NEW: Supreme Court to hear major religious rights case over Philadelphia's decision to bar Catholic agency from foster care program because of group's ban on same-sex couples— Lawrence Hurley (@lawrencehurley) February 24, 2020
Pro-religious freedom organization Becket Law is counsel to Catholic Social Services. The group says that Philadelphia’s policy is discriminatory, based on Catholic Social Services’ views on marriage.
Catholic Social Services has not stopped a single LGBT couple from fostering—there are lots of agencies in Philly, and nobody in the case knew of any time when an LGBT couple even asked for a foster care endorsement from Catholic Social Services. (3/7)— LoriWindham (@LoriWindham1) February 24, 2020
The American Civil Liberties Union (ACLU) sides with the city of Philadelphia and against the First Amendment:
BREAKING: The Supreme Court just said it will determine whether taxpayer-funded agencies can use religion as a license to discriminate.— ACLU (@ACLU) February 24, 2020
Catholic Social Services seeks a “constitutional right” to turn away same-sex couples who want to be foster parents in Philadelphia.

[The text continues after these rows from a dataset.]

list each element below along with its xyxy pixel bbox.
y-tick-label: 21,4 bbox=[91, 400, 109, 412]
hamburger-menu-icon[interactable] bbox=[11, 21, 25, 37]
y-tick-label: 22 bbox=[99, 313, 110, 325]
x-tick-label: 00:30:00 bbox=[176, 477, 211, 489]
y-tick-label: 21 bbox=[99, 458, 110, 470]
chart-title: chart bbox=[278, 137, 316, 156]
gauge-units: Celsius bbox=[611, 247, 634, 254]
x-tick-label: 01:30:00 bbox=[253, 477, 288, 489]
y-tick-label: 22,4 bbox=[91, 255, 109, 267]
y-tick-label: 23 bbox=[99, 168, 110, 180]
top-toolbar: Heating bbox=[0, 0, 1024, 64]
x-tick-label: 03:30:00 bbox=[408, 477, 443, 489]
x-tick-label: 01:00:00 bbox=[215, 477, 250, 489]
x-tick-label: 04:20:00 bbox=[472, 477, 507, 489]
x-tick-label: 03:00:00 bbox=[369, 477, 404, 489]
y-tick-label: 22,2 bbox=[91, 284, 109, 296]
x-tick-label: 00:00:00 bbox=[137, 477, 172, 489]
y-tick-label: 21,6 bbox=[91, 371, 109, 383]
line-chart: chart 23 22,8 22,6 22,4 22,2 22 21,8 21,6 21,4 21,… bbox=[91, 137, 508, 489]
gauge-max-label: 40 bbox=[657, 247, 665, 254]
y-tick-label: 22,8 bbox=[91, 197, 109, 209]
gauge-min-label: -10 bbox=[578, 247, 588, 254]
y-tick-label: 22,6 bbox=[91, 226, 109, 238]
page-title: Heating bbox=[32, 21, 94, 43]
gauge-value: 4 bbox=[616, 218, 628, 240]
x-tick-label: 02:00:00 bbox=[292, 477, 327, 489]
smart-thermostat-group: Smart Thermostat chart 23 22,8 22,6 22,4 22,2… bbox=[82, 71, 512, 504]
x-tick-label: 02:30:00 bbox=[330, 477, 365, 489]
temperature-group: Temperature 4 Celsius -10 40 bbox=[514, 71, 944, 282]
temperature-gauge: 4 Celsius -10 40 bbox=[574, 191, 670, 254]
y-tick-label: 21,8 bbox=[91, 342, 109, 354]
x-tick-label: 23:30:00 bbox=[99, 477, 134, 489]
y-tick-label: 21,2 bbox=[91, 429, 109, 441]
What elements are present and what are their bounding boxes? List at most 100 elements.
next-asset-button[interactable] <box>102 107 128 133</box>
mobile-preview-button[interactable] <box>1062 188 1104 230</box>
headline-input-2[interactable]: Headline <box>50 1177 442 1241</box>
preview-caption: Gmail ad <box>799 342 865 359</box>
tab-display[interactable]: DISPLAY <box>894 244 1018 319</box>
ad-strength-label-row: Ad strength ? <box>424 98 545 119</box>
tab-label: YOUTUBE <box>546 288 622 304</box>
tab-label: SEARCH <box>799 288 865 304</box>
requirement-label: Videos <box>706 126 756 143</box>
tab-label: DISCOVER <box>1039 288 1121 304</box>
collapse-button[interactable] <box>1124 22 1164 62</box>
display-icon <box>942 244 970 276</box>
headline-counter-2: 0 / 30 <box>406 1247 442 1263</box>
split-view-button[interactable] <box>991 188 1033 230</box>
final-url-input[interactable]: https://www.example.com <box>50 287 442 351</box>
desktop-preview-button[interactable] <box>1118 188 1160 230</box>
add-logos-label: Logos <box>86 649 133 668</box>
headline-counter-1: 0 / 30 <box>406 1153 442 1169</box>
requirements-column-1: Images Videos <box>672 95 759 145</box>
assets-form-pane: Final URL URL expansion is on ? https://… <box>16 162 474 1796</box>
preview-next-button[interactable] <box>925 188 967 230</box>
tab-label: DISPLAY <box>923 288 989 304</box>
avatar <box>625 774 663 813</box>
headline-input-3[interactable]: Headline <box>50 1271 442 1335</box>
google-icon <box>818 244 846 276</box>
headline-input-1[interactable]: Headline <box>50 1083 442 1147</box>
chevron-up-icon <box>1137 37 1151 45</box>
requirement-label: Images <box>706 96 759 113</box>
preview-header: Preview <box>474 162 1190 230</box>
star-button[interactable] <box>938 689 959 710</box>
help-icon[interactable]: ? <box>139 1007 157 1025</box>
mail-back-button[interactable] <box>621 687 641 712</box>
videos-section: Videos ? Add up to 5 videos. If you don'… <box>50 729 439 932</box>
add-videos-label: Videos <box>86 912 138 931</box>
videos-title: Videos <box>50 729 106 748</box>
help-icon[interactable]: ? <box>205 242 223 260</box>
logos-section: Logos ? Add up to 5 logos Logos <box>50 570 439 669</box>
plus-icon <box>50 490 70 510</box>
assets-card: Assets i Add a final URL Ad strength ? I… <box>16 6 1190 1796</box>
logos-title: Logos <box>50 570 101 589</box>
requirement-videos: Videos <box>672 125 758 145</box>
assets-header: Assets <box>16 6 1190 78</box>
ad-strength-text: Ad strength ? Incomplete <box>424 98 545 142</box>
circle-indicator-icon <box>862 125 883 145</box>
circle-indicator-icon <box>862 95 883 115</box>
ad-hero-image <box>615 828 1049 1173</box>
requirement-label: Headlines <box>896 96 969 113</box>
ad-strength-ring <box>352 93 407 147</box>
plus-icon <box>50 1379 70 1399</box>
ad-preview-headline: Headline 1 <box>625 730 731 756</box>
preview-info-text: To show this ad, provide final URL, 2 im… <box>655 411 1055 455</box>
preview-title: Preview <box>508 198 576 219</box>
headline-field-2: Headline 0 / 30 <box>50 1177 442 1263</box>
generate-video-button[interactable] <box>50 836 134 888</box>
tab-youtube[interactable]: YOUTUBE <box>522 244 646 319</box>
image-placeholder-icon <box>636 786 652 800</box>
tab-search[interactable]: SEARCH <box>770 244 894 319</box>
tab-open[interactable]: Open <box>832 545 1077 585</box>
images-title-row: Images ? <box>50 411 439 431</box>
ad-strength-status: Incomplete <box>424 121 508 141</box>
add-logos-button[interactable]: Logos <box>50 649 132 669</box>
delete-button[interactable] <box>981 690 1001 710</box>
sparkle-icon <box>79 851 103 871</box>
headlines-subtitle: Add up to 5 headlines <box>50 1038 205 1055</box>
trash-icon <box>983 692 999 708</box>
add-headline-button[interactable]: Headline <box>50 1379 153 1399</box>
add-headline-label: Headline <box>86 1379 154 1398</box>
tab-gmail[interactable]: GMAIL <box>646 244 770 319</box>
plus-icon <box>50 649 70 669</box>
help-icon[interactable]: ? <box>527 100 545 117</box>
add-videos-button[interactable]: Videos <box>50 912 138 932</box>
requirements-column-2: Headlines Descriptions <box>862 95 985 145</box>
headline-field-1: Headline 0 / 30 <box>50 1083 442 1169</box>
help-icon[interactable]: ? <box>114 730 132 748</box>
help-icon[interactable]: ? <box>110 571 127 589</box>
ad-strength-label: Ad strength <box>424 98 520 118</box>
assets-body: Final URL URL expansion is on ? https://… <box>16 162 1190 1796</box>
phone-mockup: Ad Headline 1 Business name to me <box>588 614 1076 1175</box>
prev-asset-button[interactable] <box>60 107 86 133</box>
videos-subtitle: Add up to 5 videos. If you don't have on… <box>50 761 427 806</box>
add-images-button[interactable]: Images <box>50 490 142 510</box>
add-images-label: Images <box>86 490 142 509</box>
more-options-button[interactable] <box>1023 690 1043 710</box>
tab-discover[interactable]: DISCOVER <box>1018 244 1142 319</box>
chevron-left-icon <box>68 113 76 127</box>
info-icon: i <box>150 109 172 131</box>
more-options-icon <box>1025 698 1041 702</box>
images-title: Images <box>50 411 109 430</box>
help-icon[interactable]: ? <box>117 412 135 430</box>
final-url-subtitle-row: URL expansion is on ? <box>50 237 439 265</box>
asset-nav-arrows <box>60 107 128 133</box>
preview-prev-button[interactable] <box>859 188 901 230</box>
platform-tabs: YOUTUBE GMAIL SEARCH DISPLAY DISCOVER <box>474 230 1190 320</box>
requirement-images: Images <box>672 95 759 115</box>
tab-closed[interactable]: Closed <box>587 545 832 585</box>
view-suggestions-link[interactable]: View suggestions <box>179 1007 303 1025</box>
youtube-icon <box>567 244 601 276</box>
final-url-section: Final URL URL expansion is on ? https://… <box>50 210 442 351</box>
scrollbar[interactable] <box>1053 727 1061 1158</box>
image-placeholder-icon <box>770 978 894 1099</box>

This court fight represents the height of the religious liberty disagreement between Republicans and Democrats; we saw the same argument in Masterpiece Cakeshop, Ltd. v. Colorado Civil Rights Commission. Freedom of Religion under the First Amendment has been sidelined by the Left in order to erase any and all discrimination. Free exercise of religion allows organizations with religious convictions to decline service to anyone; excluding a group based on religious values is a direct constitutional violation. Those involved with Catholic Social Services are not the only ones to feel the effects of the city of Philadelphia’s policy: children seeking loving homes will be denied an avenue if Catholic Social Services is forced to close its doors.
The Supreme Court will hear this appeal at the beginning of its next term in October.